旅人の手記 三冊目 ‐ 蝉海のブログ -

日常のよしなし事や、マンガ・アニメ・ライトノベルなどのポップ・カルチャーに関する文章をつらつらと述べるブログ。その他の話題もたまに。とっても不定期に更新中。

『さよならなんて云えないよ(美しさ)』と『突然』とにおける〈特権的瞬間=カイロス〉の差異性

 小沢健二さんの『さよならなんて云えないよ(美しさ)』という曲の中で、次のようなフレーズがあります。

「左にカーブを曲がると 光る海が見えてくる
僕は思う! この瞬間は続くと! いつまでも」

小沢健二『さよならなんて云えないよ(美しさ)』

 この箇所は小沢さんが今年の3月に、『笑っていいとも!』の「テレフォンショッキング」に出演されたときに取り上げられたことで、また再注目を受けているようです。
 私はこの曲を大学の先輩から教わったのですが、初めて聴いたとき「似たような情景を歌ったフレーズが別の曲にあったな」と既視感を覚えました。
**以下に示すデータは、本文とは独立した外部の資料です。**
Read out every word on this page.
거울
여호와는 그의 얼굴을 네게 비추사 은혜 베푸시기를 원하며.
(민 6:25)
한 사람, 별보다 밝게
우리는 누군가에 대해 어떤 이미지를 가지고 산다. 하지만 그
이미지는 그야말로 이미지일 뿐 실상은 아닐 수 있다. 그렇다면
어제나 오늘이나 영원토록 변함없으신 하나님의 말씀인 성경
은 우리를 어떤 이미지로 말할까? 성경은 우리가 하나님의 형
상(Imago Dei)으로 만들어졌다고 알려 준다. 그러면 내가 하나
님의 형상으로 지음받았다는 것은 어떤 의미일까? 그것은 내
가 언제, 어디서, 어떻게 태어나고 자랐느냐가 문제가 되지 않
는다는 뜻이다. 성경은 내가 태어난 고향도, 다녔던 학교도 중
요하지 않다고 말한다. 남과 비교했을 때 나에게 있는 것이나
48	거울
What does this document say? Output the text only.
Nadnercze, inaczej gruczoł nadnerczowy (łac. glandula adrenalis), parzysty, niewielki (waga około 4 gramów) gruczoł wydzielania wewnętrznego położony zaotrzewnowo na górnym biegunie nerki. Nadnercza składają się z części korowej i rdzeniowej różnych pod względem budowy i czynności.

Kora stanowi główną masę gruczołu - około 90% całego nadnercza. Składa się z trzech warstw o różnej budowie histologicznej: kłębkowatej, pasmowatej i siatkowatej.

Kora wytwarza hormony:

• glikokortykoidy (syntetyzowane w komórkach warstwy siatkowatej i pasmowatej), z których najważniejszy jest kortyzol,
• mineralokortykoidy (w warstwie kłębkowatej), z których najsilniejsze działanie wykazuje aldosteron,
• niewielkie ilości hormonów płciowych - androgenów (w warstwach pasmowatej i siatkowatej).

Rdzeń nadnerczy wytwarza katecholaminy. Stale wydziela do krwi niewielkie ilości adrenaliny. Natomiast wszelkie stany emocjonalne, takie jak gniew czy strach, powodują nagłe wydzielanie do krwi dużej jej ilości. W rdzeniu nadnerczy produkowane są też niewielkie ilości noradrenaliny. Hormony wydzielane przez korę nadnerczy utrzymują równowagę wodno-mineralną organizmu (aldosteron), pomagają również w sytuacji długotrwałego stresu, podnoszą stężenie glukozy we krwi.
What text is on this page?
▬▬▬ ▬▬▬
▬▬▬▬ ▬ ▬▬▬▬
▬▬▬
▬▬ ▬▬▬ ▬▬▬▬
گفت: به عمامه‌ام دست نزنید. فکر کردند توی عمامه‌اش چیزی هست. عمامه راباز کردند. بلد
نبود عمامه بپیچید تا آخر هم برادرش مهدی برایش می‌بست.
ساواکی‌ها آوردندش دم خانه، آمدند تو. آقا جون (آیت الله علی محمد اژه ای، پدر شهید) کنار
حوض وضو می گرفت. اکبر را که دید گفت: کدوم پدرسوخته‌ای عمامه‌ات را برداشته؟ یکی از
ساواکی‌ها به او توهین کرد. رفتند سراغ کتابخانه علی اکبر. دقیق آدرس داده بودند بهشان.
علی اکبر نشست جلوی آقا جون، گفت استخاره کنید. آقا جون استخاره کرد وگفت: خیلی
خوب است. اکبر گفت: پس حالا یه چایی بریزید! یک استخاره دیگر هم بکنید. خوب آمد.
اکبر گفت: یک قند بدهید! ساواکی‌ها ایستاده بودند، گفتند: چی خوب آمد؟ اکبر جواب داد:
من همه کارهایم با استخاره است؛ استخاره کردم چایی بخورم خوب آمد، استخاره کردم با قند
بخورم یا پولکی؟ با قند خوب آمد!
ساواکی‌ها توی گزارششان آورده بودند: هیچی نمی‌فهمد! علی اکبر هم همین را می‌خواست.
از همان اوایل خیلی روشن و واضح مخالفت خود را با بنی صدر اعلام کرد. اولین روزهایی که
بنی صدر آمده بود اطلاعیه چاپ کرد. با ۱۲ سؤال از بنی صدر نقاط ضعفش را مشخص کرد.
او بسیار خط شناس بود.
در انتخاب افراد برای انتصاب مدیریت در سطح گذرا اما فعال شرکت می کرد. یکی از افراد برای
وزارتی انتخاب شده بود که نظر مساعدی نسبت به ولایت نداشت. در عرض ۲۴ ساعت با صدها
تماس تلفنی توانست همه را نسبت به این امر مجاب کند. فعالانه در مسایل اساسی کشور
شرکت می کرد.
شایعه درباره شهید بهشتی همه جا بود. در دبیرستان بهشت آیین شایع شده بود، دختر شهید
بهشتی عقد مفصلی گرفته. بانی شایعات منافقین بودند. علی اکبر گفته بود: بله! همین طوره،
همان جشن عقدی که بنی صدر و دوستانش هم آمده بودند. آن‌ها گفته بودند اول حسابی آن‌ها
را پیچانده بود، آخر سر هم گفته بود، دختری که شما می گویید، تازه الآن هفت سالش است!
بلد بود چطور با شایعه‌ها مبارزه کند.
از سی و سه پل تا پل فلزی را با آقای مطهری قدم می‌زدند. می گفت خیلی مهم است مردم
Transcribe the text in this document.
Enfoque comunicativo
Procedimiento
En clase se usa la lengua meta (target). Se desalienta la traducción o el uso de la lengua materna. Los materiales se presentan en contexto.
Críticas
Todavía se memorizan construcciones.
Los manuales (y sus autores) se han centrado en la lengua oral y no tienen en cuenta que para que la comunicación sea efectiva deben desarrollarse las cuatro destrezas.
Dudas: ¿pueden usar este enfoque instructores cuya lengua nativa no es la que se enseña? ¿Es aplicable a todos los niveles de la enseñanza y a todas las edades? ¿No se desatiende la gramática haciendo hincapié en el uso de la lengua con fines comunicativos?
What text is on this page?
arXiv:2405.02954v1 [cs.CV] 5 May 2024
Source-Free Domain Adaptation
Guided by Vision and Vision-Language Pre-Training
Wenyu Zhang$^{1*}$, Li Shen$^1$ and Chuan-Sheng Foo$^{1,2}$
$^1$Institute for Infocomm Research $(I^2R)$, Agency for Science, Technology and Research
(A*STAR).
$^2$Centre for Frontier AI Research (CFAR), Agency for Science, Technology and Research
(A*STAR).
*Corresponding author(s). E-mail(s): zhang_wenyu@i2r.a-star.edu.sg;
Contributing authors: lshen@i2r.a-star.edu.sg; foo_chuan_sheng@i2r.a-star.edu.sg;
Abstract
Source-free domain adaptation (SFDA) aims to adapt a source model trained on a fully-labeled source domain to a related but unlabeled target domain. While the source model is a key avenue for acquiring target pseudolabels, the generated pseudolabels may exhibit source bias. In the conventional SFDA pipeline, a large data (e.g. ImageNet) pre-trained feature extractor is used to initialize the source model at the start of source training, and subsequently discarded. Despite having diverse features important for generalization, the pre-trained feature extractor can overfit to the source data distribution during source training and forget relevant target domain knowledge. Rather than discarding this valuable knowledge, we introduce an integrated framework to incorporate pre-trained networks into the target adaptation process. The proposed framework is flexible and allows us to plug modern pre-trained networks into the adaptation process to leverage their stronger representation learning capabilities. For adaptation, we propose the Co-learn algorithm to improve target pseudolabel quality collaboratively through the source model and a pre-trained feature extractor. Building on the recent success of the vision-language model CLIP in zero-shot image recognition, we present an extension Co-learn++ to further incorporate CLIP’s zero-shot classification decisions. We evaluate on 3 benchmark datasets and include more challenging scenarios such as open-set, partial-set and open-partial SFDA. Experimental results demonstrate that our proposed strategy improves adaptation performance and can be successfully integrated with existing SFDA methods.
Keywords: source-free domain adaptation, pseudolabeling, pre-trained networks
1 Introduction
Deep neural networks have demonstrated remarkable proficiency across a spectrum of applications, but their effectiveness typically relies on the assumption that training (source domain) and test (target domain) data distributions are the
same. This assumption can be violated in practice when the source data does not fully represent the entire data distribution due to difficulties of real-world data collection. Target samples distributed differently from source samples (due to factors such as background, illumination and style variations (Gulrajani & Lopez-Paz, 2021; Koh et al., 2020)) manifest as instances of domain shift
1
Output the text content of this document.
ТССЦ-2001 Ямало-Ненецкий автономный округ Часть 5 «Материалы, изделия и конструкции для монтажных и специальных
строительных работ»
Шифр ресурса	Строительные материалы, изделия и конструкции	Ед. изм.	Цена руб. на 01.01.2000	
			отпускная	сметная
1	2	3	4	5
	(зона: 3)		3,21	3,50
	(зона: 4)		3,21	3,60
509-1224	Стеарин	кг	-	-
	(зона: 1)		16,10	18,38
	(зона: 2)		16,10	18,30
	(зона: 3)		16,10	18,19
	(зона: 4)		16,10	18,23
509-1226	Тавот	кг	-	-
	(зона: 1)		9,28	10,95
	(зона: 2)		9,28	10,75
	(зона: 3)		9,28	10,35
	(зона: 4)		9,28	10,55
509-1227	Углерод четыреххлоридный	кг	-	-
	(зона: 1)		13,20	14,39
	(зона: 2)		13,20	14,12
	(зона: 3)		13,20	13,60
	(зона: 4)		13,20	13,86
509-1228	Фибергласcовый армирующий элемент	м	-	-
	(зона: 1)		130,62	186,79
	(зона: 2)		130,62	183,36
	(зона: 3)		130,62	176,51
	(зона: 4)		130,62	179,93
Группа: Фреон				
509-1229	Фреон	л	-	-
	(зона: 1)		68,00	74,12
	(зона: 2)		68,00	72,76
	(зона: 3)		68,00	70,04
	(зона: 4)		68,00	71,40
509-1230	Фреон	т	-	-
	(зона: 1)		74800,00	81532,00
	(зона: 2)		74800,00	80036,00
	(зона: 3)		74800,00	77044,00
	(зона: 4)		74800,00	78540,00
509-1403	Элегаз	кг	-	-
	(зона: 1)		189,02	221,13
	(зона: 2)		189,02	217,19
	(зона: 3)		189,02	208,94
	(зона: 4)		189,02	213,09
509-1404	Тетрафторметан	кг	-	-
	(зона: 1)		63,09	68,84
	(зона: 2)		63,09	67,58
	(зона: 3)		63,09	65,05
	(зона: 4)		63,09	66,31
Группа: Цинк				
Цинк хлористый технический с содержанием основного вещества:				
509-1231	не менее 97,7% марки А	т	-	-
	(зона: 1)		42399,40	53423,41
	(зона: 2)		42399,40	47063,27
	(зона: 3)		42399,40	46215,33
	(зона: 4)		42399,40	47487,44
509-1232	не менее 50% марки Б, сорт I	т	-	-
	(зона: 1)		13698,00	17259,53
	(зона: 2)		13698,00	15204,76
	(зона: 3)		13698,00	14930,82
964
で、思い当たったのがこれです。

「海岸通り過ぎると 君の家が見える
過去も未来も忘れて 現在(いま)は君のことだけ」

the FIELD OF VIEW『突然』(作曲 織田哲郎 作詞 坂井泉水

 この二つのフレーズ、「海沿いの情景の中、現在を志向する」という点で共通しているんですよね。
 だからといって、どっちがどっちに影響を受けている、とかそういうことを指摘したいんじゃなくて、あくまで思弁的な共通性について、少し興味深く思ったんです。
 そしてさらに言うと、その現在というのは、時計の針が示す現在時刻でないことは言うまでもなく、主体(=歌詞の主人公)によって意識された現在であり、かつ特権的な瞬間であるということです。このような、時間のことをカイロスと私は読んでいるのですが、上にあげた二曲は両方とも、主人公が海を見て何かを思惟し、カイロス的高揚の只中にいるという点で、アナロジーを見出すことができるんです。

 しかし、それぞれが志向する対象は異なっている。
 前者は、この「僕」は「美しさを覚える自己の肯定」であり、意識の主体は自己に向かっているのに対し、後者は、主体が「君=他者」に意識が向かっているんです。
 この差異性こそ、「カイロス」の豊穣性の一端を表し、かつそれぞれの楽曲のオリジナリティを確立させている要因の一つなのではないかと私には思えます。

 同時代、全く違うアーティストによる二つの曲におけるワンフレーズの既視感から、「特権的瞬間」をめぐる差異性について少し思弁を廻らしてしまいました。